Der Fuhrmann nahm die Pfeife aus dem Munde, spuckte bedächtig in die Glut und warf einen neuen, verstohlenen Blick zur Seite. Dann versetzte er:
»Bursche, Du bist entweder ein mit allen Salben geschmierter Windhund, oder ein ausgemachter Narr!«
Johann hatte aber kein Interesse daran, was der fremde Mann von ihm dachte. Sein armseliges Hirn hatte einen Plan ausgesonnen, so groß, wie ihm noch keiner geworden war und der seine ganze geistige Kraft alarmiert hatte. Freilich war sein Hirn von der Mutter Natur recht stiefmütterlich bedacht worden, dafür regte sich aber in ihm alle jene instinktive Verschmitztheit und Schlauheit, die die mit feinen Verstandeskräften nicht sonderlich ausgerüsteten Menschen in bedeutungsvollen Augenblicken überkommen. Jetzt empfand er es auch, daß dieser Mann neben ihm seinen ganzen herrlichen Plan vereiteln konnte, und daß es nur von seiner Geschicklichkeit abhinge, ihn nicht argwöhnisch zu machen.
»Ihr habt am Abend die Pferde aus den warmen Ställen gezogen,« sagte er, »Ihr wollt doch nicht etwa zur Nacht aufbrechen?«
»Daß Dir der leibhaftige Gottseibeiuns das Genick umdrehe,« antwortete der Fuhrmann, »bist Du etwa von den Preußen als Spion hergeschickt, he?« Bei diesen lautgesprochenen Worten nahm der Fuhrmann die Pfeife aus dem Munde und sah den Schafhirten scharf an, als wolle er im Grunde seiner Seele lesen.
Dieser aber bewahrte seine gutgespielte Harmlosigkeit, kicherte leise vor sich hin und versetzte:
»Hab’s noch nicht probiert mit diesem saubern Handwerk.

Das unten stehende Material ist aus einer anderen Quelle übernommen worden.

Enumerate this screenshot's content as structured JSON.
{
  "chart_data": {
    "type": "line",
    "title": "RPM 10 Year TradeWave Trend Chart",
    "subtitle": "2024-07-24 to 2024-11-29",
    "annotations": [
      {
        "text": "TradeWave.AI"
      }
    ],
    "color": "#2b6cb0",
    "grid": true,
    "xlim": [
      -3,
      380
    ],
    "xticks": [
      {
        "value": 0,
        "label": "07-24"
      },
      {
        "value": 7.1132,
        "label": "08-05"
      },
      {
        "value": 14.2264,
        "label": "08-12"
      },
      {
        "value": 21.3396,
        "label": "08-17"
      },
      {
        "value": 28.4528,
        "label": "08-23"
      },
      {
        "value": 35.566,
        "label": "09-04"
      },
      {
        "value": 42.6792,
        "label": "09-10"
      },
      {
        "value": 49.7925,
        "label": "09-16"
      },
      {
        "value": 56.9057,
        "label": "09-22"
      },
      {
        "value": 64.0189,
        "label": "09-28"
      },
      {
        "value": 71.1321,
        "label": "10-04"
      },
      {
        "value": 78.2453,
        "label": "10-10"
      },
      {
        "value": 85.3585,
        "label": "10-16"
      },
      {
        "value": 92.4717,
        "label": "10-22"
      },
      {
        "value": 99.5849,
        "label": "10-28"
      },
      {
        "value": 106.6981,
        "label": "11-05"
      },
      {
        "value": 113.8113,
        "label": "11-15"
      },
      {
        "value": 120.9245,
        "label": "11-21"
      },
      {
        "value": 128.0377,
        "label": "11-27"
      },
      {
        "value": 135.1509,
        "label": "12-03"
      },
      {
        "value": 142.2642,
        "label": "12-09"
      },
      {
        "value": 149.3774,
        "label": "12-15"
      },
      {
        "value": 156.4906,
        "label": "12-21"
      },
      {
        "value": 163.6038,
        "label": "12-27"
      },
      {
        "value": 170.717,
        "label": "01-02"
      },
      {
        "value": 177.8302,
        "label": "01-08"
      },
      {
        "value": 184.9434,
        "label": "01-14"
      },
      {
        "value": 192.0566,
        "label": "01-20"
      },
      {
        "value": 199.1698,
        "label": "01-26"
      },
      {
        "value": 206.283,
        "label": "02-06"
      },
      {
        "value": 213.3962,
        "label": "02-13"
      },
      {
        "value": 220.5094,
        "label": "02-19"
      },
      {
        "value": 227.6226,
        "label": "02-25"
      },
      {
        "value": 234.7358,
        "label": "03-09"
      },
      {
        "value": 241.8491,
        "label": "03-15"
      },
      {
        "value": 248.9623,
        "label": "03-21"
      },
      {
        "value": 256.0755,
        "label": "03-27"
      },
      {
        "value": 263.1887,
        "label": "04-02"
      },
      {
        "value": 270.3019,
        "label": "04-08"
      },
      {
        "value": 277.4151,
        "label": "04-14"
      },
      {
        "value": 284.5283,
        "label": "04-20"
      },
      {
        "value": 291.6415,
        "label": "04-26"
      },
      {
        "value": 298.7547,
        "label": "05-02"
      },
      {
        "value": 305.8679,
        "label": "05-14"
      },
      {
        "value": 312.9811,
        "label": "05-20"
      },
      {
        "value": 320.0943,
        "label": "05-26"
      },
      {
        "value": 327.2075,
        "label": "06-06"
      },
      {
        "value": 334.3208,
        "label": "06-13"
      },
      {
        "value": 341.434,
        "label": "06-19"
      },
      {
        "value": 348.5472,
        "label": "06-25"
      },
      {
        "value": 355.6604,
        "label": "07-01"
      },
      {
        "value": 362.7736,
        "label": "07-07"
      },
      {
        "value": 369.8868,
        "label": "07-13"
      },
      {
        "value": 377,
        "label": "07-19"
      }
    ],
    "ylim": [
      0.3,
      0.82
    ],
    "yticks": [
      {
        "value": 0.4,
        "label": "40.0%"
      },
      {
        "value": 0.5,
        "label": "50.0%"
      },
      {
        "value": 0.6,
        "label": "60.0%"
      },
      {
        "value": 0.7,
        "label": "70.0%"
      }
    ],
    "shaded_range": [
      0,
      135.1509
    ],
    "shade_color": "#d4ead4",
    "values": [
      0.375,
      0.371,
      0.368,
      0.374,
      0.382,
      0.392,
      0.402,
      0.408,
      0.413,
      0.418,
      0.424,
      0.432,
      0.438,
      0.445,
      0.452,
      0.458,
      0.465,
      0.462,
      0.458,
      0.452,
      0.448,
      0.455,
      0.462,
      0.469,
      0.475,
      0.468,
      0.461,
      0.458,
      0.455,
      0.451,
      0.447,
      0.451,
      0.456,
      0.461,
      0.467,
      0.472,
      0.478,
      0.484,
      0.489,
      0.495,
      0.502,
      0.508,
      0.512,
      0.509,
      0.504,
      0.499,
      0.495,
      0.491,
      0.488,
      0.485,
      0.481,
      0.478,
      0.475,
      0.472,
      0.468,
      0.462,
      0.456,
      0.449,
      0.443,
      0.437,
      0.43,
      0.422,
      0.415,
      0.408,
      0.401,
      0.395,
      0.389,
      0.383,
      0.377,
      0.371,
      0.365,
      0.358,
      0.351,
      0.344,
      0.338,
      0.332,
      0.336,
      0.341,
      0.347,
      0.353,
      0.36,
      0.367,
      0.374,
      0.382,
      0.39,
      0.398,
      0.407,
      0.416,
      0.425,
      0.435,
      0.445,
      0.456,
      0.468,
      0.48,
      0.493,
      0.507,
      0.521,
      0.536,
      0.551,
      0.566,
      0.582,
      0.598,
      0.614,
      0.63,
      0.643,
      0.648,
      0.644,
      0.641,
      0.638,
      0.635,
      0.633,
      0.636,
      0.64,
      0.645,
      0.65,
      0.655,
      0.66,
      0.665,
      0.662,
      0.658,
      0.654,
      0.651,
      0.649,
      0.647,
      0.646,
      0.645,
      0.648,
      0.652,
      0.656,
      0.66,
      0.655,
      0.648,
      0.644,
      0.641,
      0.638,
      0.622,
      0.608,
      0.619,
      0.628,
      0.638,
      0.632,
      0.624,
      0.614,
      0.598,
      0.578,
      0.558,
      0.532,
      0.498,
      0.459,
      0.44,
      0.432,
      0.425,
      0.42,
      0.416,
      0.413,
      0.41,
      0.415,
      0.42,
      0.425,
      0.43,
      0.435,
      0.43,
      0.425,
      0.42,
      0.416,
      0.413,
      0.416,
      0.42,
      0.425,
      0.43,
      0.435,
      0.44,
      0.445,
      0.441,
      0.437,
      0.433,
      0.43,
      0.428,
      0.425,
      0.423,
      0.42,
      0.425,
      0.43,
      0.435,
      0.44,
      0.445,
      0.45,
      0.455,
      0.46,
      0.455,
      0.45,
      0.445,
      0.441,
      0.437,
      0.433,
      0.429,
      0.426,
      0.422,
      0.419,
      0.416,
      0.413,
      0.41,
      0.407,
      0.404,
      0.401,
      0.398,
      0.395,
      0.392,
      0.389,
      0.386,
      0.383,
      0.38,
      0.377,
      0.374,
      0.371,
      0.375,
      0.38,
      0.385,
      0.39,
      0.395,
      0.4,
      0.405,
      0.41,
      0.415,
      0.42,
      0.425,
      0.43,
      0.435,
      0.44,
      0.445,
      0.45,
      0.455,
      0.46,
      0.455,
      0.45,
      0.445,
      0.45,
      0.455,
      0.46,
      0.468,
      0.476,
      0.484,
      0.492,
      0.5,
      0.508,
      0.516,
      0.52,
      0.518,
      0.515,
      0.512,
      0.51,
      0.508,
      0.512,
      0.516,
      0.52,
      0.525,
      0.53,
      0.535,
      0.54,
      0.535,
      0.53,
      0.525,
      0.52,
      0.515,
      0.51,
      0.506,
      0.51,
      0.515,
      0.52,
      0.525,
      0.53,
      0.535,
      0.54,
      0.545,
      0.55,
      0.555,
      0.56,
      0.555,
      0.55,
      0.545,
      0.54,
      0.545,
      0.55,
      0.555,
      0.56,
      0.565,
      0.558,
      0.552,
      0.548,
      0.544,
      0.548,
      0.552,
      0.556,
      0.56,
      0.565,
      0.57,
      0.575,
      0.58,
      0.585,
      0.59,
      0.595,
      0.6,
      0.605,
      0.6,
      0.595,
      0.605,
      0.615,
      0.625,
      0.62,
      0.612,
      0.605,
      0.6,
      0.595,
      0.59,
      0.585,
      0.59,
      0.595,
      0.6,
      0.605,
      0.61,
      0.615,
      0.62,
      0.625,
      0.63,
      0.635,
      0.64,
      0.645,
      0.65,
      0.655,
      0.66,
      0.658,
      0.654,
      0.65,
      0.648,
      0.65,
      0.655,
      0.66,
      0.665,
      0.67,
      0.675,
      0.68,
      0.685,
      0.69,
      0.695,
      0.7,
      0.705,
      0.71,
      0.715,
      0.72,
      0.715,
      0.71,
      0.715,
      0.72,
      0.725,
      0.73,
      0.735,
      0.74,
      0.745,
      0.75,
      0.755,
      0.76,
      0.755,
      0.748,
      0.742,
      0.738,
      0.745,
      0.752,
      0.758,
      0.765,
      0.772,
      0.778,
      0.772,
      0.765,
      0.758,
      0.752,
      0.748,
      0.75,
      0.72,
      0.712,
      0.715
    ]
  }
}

Soll ja viel einbringen, aber bisweilen auch den Hals kosten. Und was tut der Mensch dann ohne Kopf? Seinen klingenden Lohn kann er nicht mehr genießen und bleibt obendrein ein Krüppel zeitlebens.«
Der Fuhrmann hatte wieder beruhigt ausgespuckt und lachte jetzt laut auf.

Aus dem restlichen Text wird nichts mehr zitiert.